The air whistled as it tried to negotiate its way through the thick trees, and Keko had to slow down even more to get up and through the rocky, shaded area. She refused to listen to the moans and complaints of her body. It was how she’d been trained, and she was still Chimeran, above everything. She pushed and climbed until the sun went down, splashing into the ocean.
She wanted food. She craved water.
When Griffin’s stars popped out, she knew she had to stop. She could give herself fire to see by, yes, but it would also announce her presence to anyone peering out into the dark.
She found an outcrop of rock, a huge tree erupting from the top, its roots coiling down from the sides to form a black, moist, hidden cave, and she climbed into it. Thirty feet in front of her the bluff dropped off a scary distance into the roaring ocean. From her little hiding place she had a good vantage point to the left and right—high enough to see anyone approaching before they noticed her.
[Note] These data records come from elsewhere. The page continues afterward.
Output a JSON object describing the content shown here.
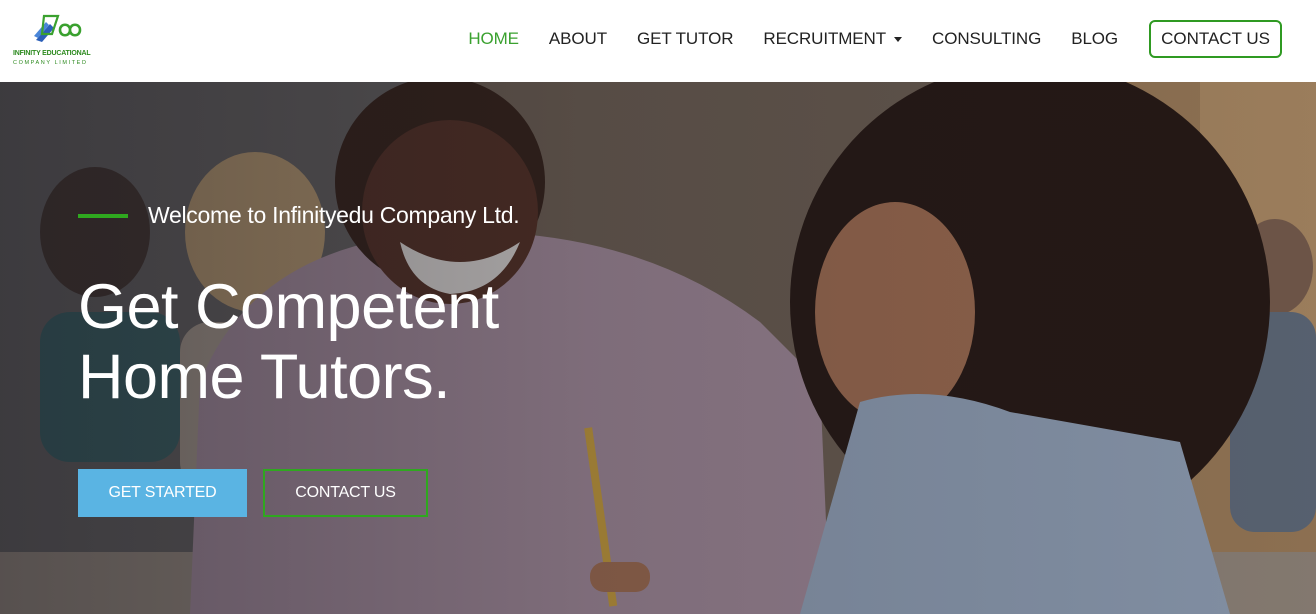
{
  "brand": {
    "name_line1": "INFINITY EDUCATIONAL",
    "name_line2": "COMPANY LIMITED",
    "logo_icon": "infinity-logo-icon",
    "color": "#2d8a1f"
  },
  "nav": {
    "items": [
      {
        "label": "HOME",
        "active": true
      },
      {
        "label": "ABOUT",
        "active": false
      },
      {
        "label": "GET TUTOR",
        "active": false
      },
      {
        "label": "RECRUITMENT",
        "active": false,
        "dropdown": true
      },
      {
        "label": "CONSULTING",
        "active": false
      },
      {
        "label": "BLOG",
        "active": false
      }
    ],
    "contact_label": "CONTACT US",
    "active_color": "#3aa12f"
  },
  "hero": {
    "welcome": "Welcome to Infinityedu Company Ltd.",
    "title_line1": "Get Competent",
    "title_line2": "Home Tutors.",
    "primary_button": "GET STARTED",
    "secondary_button": "CONTACT US",
    "accent_color": "#2fa81f",
    "button_color": "#5ab4e3",
    "background_image": "tutor-with-student-photo"
  }
}
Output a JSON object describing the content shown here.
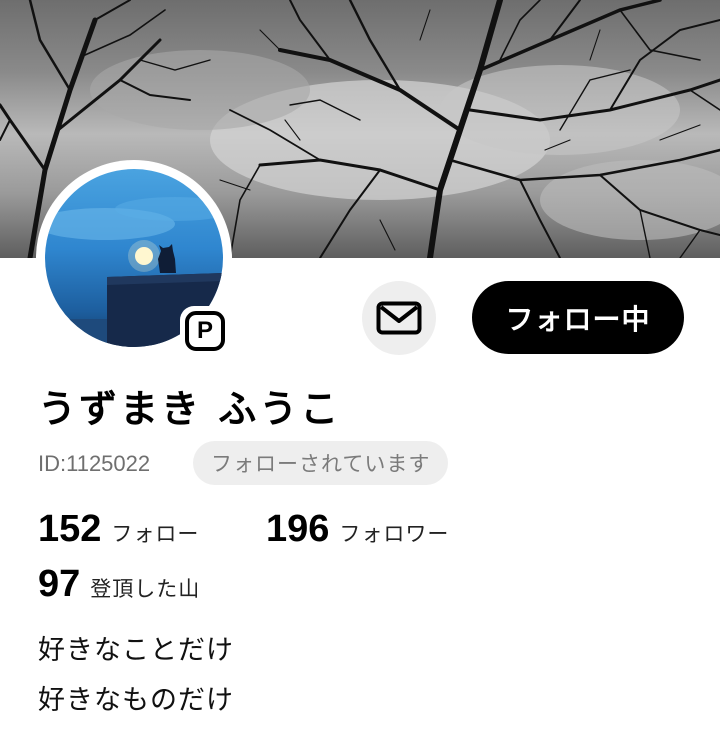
{
  "profile": {
    "display_name": "うずまき ふうこ",
    "user_id": "ID:1125022",
    "follows_you_badge": "フォローされています",
    "premium_badge": "P",
    "follow_button_label": "フォロー中",
    "message_icon": "envelope-icon",
    "stats": {
      "following_count": "152",
      "following_label": "フォロー",
      "followers_count": "196",
      "followers_label": "フォロワー",
      "peaks_count": "97",
      "peaks_label": "登頂した山"
    },
    "bio": [
      "好きなことだけ",
      "好きなものだけ"
    ]
  },
  "colors": {
    "follow_button_bg": "#000000",
    "follow_button_text": "#ffffff",
    "pill_bg": "#eeeeee",
    "muted_text": "#6f6f6f"
  }
}
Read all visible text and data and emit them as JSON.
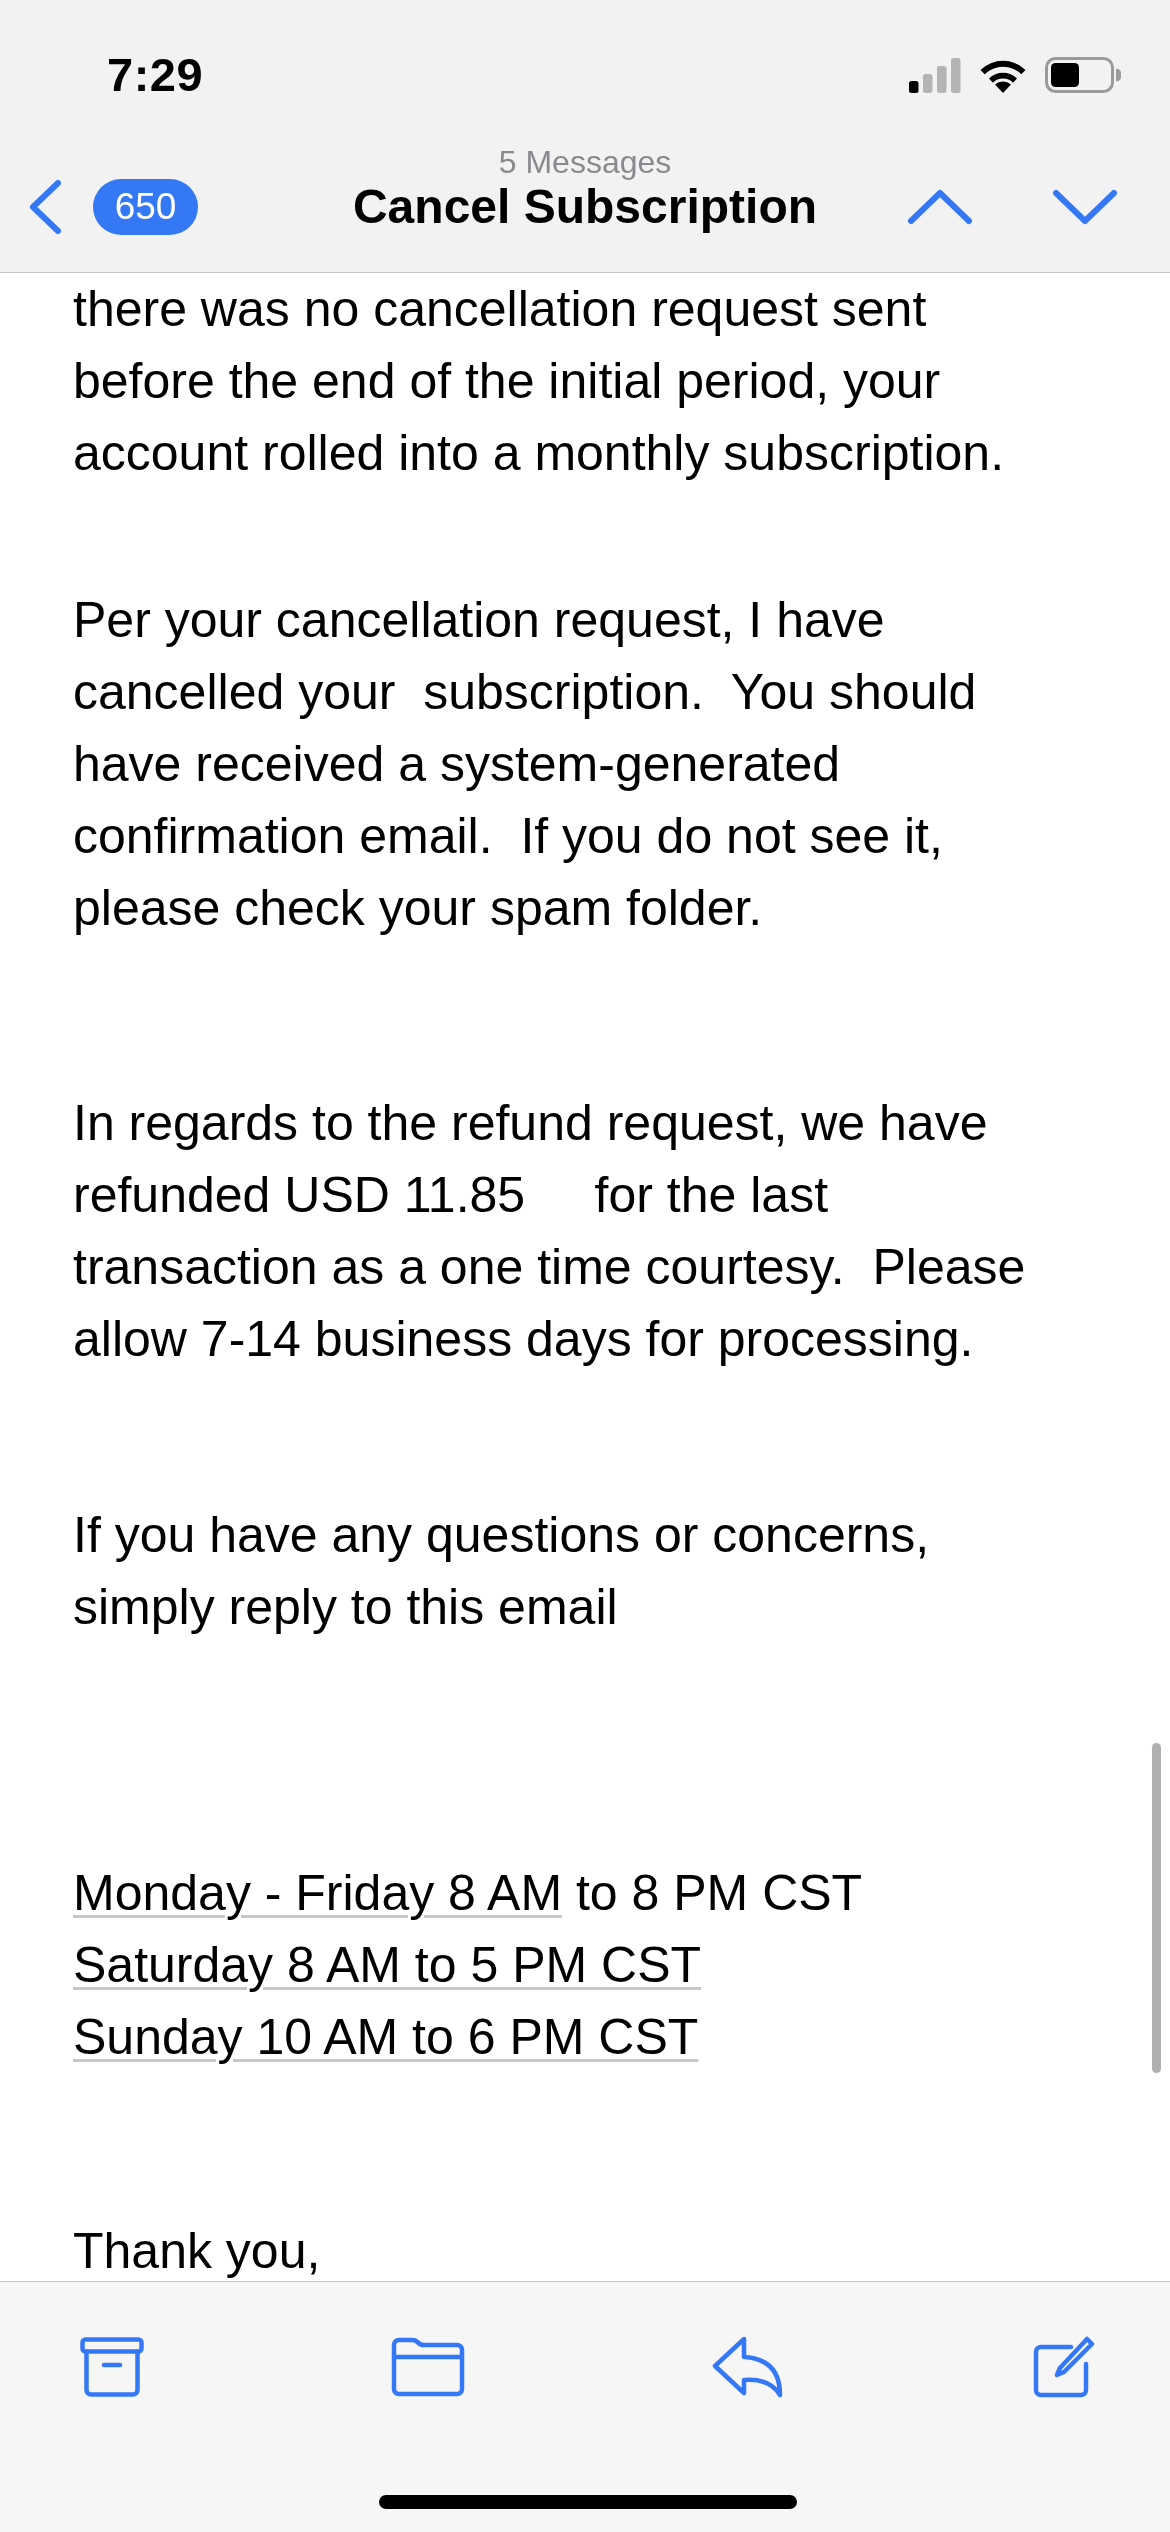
{
  "status_bar": {
    "time": "7:29"
  },
  "nav_bar": {
    "unread_count": "650",
    "subtitle": "5 Messages",
    "title": "Cancel Subscription"
  },
  "message": {
    "paragraphs": [
      {
        "lines": [
          "there was no cancellation request sent",
          "before the end of the initial period, your",
          "account rolled into a monthly subscription."
        ]
      },
      {
        "lines": [
          "Per your cancellation request, I have",
          "cancelled your  subscription.  You should",
          "have received a system-generated",
          "confirmation email.  If you do not see it,",
          "please check your spam folder."
        ]
      },
      {
        "lines": [
          "In regards to the refund request, we have",
          "refunded USD 11.85     for the last",
          "transaction as a one time courtesy.  Please",
          "allow 7-14 business days for processing."
        ]
      },
      {
        "lines": [
          "If you have any questions or concerns,",
          "simply reply to this email"
        ]
      }
    ],
    "business_hours": [
      {
        "segments": [
          {
            "text": "Monday - Friday 8 AM",
            "kind": "link"
          },
          {
            "text": " to 8 PM CST",
            "kind": "plain"
          }
        ]
      },
      {
        "segments": [
          {
            "text": "Saturday 8 AM to 5 PM CST",
            "kind": "link"
          }
        ]
      },
      {
        "segments": [
          {
            "text": "Sunday 10 AM to 6 PM CST",
            "kind": "link"
          }
        ]
      }
    ],
    "closing": "Thank you,"
  }
}
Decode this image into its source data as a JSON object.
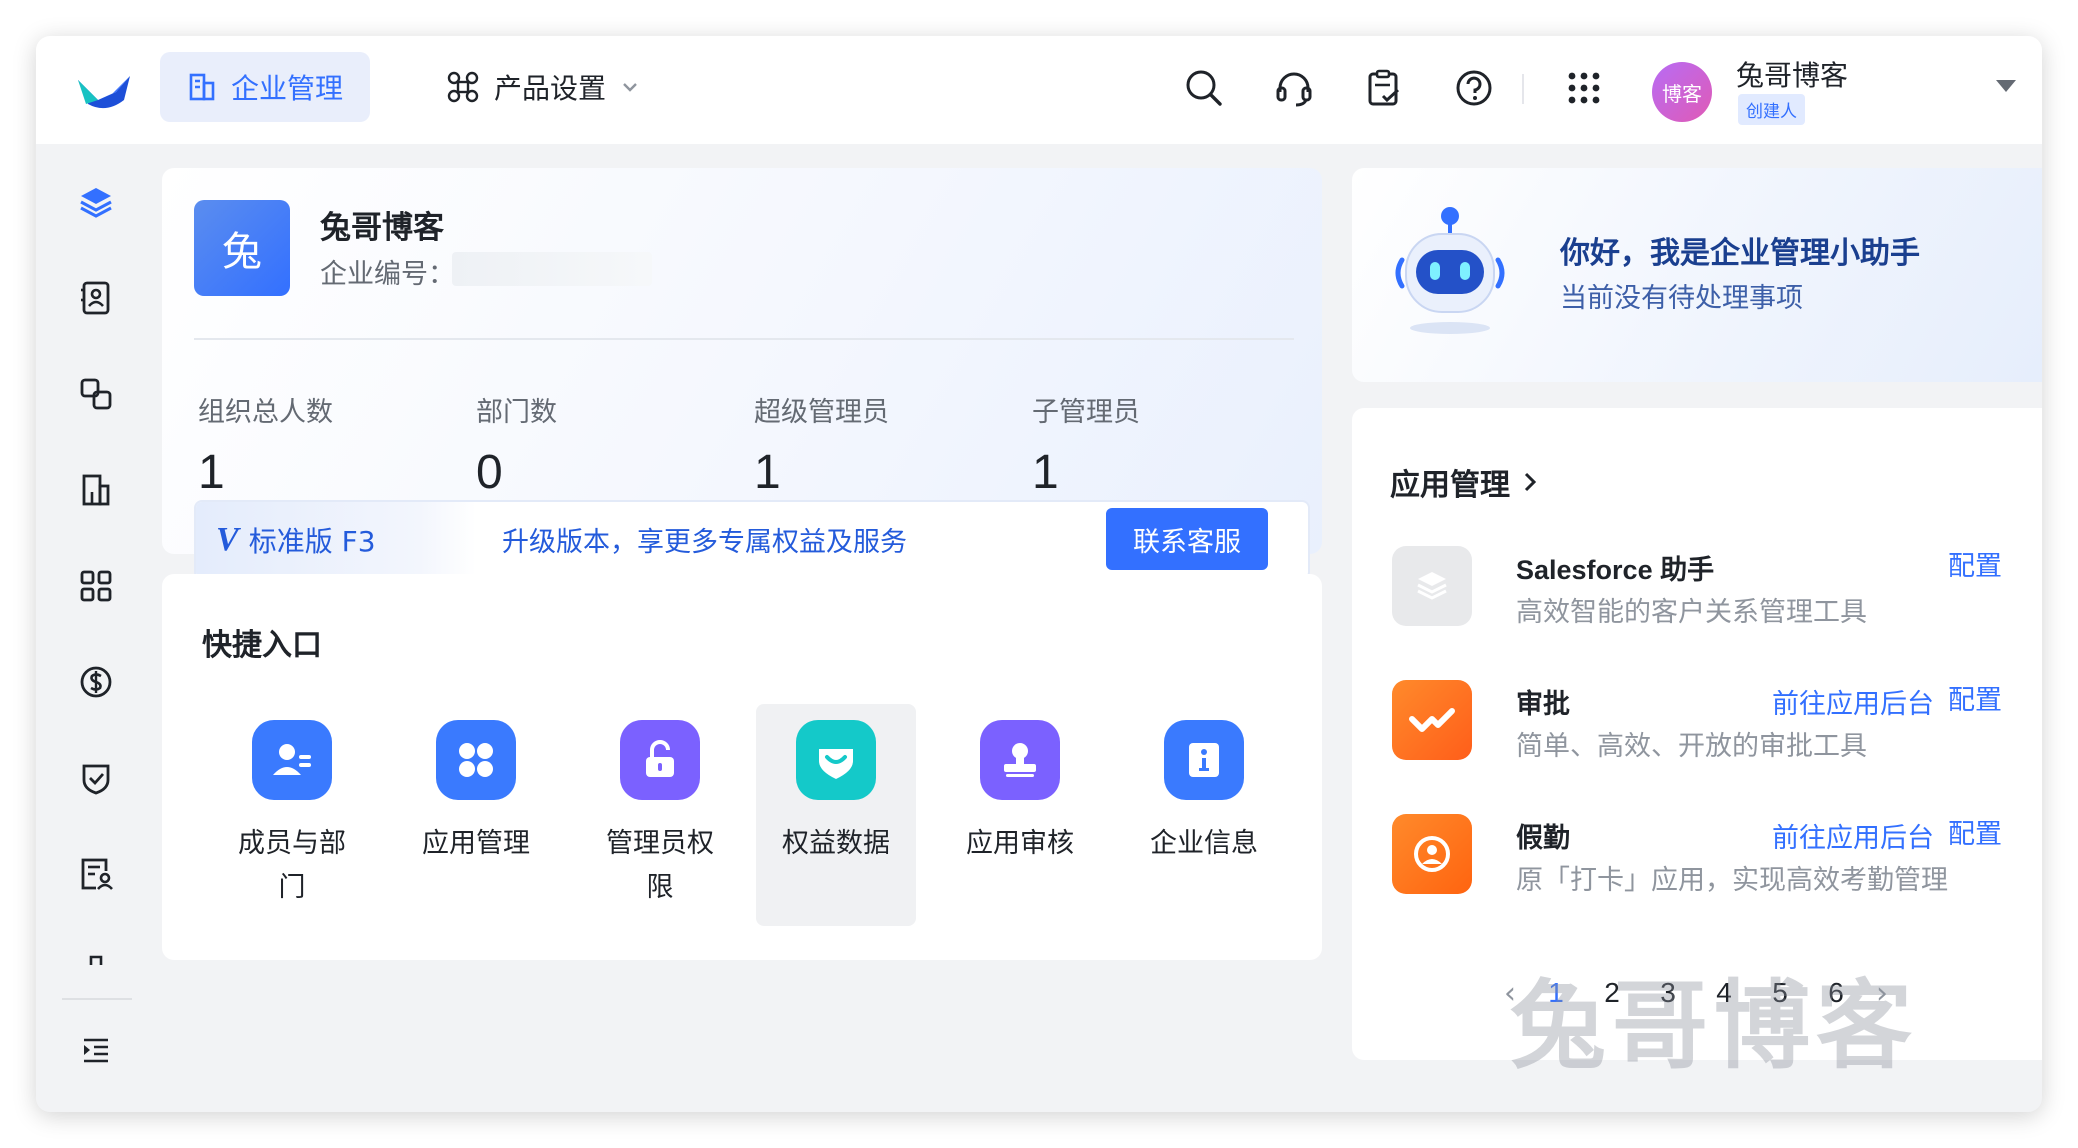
{
  "topbar": {
    "tab_company": "企业管理",
    "tab_product": "产品设置",
    "icons": [
      "search-icon",
      "headset-icon",
      "clipboard-check-icon",
      "help-icon",
      "apps-grid-icon"
    ],
    "user": {
      "avatar_text": "博客",
      "name": "兔哥博客",
      "role": "创建人"
    }
  },
  "sidebar": {
    "items": [
      "layers-icon",
      "contacts-icon",
      "link-icon",
      "building-icon",
      "grid-icon",
      "dollar-icon",
      "shield-check-icon",
      "user-form-icon",
      "collapse-menu-icon"
    ]
  },
  "org": {
    "logo_text": "兔",
    "name": "兔哥博客",
    "id_label": "企业编号：",
    "stats": [
      {
        "label": "组织总人数",
        "value": "1"
      },
      {
        "label": "部门数",
        "value": "0"
      },
      {
        "label": "超级管理员",
        "value": "1"
      },
      {
        "label": "子管理员",
        "value": "1"
      }
    ],
    "plan_logo": "V",
    "plan": "标准版 F3",
    "upgrade_text": "升级版本，享更多专属权益及服务",
    "contact_button": "联系客服"
  },
  "quick": {
    "title": "快捷入口",
    "items": [
      {
        "label": "成员与部门",
        "icon": "member-dept-icon",
        "color": "#3a7afe"
      },
      {
        "label": "应用管理",
        "icon": "app-manage-icon",
        "color": "#3a7afe"
      },
      {
        "label": "管理员权限",
        "icon": "admin-lock-icon",
        "color": "#7b61ff"
      },
      {
        "label": "权益数据",
        "icon": "benefit-data-icon",
        "color": "#14c9c9"
      },
      {
        "label": "应用审核",
        "icon": "app-review-icon",
        "color": "#7b61ff"
      },
      {
        "label": "企业信息",
        "icon": "company-info-icon",
        "color": "#3a7afe"
      }
    ]
  },
  "assistant": {
    "title": "你好，我是企业管理小助手",
    "subtitle": "当前没有待处理事项"
  },
  "apps": {
    "title": "应用管理",
    "list": [
      {
        "name": "Salesforce 助手",
        "desc": "高效智能的客户关系管理工具",
        "goto": "",
        "config": "配置",
        "icon": "salesforce-icon"
      },
      {
        "name": "审批",
        "desc": "简单、高效、开放的审批工具",
        "goto": "前往应用后台",
        "config": "配置",
        "icon": "approval-icon"
      },
      {
        "name": "假勤",
        "desc": "原「打卡」应用，实现高效考勤管理",
        "goto": "前往应用后台",
        "config": "配置",
        "icon": "attendance-icon"
      }
    ],
    "pages": [
      "1",
      "2",
      "3",
      "4",
      "5",
      "6"
    ],
    "current_page": "1"
  },
  "watermark": "兔哥博客"
}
A distinct scent filled her nose, bringing with it an avalanche of unwanted emotion. It confused her until she remembered she was wearing Griffin’s T-shirt. Grinding the back of her skull into the rock, she turned her face to the treetops, trying to get away from the smell she loved but didn’t want to. If she could burn the black cotton like she’d burned his coat, she would. But she couldn’t.
She choked back any and all sorrow. Choked it back hard enough the tightness in her jaw turned to pain. Bitterness and disappointment and heartbreak and determination clenched every muscle into a wiry, uncomfortable, shaking mass. Though her eyelids dragged down, the extreme physical discomfort did not allow her to sleep.
She would stay awake until daybreak, then, and meet her fate under the sun.
So when she actually did wake up, blinking into pockets of sunlight breaking through the shadowed morning trees, it was with great disbelief. She was lying on her side, knees tucked into her chest.
Not ten feet away, Griffin leaned against a tree, watching her.